OpenTelemetry for AI Systems — Tracing LLM Calls, Token Usage, and Agent Loops

Authors

Introduction

LLM inference is a black box without observability. Token counts aren't logged. Agent loops spiral into recursion silently. RAG retrieval latency hides in the call stack. OpenTelemetry's generic semantic conventions for LLMs (gen_ai.* attributes) standardize observation across models, frameworks, and vendors. Traces reveal cost bottlenecks, latency culprits, and agent misbehavior instantly.

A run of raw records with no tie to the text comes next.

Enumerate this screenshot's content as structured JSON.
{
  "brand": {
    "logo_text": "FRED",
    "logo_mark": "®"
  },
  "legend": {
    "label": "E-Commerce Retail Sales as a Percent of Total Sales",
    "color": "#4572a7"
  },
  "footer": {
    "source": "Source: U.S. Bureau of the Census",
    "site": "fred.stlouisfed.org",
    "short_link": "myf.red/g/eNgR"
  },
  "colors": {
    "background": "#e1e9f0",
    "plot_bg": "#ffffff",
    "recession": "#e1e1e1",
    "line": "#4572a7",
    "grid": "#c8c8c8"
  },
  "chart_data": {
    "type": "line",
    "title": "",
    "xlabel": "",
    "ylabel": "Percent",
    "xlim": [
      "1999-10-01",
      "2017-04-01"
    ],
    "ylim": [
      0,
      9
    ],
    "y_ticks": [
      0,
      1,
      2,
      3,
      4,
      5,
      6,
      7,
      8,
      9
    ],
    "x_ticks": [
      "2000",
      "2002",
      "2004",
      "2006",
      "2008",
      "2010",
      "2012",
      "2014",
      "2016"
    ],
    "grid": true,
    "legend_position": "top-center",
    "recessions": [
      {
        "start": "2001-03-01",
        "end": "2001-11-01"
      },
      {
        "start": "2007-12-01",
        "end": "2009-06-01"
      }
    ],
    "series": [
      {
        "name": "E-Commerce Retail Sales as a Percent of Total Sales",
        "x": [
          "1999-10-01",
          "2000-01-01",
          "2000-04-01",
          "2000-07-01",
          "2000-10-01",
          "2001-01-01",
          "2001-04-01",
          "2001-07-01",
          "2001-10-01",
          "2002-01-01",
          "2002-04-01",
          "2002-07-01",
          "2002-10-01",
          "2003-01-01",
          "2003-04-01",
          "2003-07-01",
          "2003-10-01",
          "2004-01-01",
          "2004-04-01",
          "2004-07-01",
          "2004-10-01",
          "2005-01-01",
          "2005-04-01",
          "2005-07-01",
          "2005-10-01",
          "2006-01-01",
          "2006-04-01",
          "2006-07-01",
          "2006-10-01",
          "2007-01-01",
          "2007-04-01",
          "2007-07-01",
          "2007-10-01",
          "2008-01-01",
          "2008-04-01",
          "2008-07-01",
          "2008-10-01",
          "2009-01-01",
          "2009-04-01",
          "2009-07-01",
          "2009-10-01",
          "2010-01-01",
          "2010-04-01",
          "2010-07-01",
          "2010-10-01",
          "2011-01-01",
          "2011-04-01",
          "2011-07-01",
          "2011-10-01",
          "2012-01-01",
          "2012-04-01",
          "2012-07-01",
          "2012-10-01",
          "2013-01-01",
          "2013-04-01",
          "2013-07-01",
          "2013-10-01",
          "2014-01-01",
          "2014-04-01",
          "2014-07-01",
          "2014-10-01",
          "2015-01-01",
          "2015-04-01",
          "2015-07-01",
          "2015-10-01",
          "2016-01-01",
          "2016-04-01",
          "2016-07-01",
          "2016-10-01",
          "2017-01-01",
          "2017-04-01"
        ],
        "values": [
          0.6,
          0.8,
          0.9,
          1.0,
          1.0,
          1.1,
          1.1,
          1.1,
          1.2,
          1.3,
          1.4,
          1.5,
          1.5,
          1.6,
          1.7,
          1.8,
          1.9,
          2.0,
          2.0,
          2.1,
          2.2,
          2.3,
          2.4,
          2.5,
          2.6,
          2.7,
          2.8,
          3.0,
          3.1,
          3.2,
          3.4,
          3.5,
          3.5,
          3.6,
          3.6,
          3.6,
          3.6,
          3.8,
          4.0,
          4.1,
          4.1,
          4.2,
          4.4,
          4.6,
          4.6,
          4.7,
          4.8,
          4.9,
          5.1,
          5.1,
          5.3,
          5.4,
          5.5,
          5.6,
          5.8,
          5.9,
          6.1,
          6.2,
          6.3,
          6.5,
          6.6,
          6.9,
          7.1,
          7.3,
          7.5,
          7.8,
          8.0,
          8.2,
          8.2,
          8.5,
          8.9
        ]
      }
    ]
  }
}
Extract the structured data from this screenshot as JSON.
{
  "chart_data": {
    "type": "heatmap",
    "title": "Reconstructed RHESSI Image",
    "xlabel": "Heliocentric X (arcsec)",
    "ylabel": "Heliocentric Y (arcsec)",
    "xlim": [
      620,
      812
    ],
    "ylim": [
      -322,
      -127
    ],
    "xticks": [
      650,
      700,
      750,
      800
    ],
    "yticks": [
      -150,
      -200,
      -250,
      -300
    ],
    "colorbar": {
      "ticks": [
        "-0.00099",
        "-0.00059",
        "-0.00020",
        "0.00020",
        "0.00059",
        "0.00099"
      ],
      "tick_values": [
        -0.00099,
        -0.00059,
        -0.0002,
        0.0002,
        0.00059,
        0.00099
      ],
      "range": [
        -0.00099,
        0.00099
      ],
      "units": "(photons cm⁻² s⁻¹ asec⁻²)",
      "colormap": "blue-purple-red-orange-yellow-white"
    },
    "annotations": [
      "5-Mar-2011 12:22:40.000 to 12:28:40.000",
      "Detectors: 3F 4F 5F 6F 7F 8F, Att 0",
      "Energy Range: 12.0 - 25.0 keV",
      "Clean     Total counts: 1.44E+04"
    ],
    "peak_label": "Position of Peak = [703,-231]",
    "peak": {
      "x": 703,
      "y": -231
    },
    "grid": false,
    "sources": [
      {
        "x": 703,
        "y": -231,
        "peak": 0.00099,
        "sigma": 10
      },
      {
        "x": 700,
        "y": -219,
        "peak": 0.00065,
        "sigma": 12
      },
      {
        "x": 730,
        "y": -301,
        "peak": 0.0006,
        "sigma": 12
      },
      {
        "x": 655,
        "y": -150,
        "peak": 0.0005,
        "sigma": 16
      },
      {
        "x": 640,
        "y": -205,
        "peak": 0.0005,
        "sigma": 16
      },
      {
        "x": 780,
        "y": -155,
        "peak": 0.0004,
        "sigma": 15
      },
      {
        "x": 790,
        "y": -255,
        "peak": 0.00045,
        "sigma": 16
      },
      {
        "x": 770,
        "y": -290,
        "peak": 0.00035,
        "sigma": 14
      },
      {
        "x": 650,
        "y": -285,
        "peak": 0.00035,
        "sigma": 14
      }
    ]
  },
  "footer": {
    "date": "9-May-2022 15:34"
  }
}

Standard OTel Semantic Conventions for LLM

OpenTelemetry defines gen_ai.* attributes for LLM tracing:

import { trace, context } from '@opentelemetry/api';
import { Resource } from '@opentelemetry/resources';
import { SemanticResourceAttributes } from '@opentelemetry/semantic-conventions';

const tracer = trace.getTracer('llm-service');

const span = tracer.startSpan('llm.completion', {
  attributes: {
    'gen_ai.system': 'openai',                          // LLM vendor
    'gen_ai.request.model': 'gpt-4o',                   // Model identifier
    'gen_ai.request.max_tokens': 1024,                  // Max output tokens
    'gen_ai.request.temperature': 0.7,                  // Temperature
    'gen_ai.usage.input_tokens': 250,                   // Input tokens
    'gen_ai.usage.output_tokens': 187,                  // Output tokens
    'gen_ai.response.finish_reason': 'stop',            // Why generation stopped
    'http.status_code': 200,                            // API status
    'gen_ai.request.frequency_penalty': 0.5,            // Frequency penalty
    'gen_ai.request.presence_penalty': 0.5,             // Presence penalty
  },
});

span.end();

These attributes enable:

  • Token cost tracking (input_tokens * cost_per_1k + output_tokens * cost_per_1k)
  • Latency attribution (slow models vs API overhead)
  • Model performance comparison (GPT-4 vs Claude vs Llama)
  • Usage trends over time

Tracing LLM Calls With Token Counts/Latency/Model

Wrap LLM calls with comprehensive spans:

import Anthropic from '@anthropic-ai/sdk';
import { trace, context, SpanStatusCode } from '@opentelemetry/api';

const client = new Anthropic({
  apiKey: process.env.ANTHROPIC_API_KEY,
});

const tracer = trace.getTracer('llm-inference');

async function generateResponse(userPrompt: string): Promise<string> {
  const span = tracer.startSpan('claude.completion');

  const startTime = Date.now();

  try {
    const message = await client.messages.create({
      model: 'claude-3-5-sonnet-20241022',
      max_tokens: 1024,
      messages: [{ role: 'user', content: userPrompt }],
    });

    const latency = Date.now() - startTime;
    const inputTokens = message.usage.input_tokens;
    const outputTokens = message.usage.output_tokens;

    span.setAttributes({
      'gen_ai.system': 'anthropic',
      'gen_ai.request.model': 'claude-3-5-sonnet-20241022',
      'gen_ai.request.max_tokens': 1024,
      'gen_ai.usage.input_tokens': inputTokens,
      'gen_ai.usage.output_tokens': outputTokens,
      'gen_ai.response.finish_reason': message.stop_reason,
      'http.request.duration_ms': latency,
      'gen_ai.usage.cost_usd': (inputTokens * 0.003 + outputTokens * 0.015) / 1000,
    });

    span.setStatus({ code: SpanStatusCode.OK });
    return message.content[0].type === 'text' ? message.content[0].text : '';
  } catch (error) {
    span.setStatus({
      code: SpanStatusCode.ERROR,
      message: error.message,
    });
    throw error;
  } finally {
    span.end();
  }
}

Every LLM call is now observable: input/output tokens, latency, cost, and errors.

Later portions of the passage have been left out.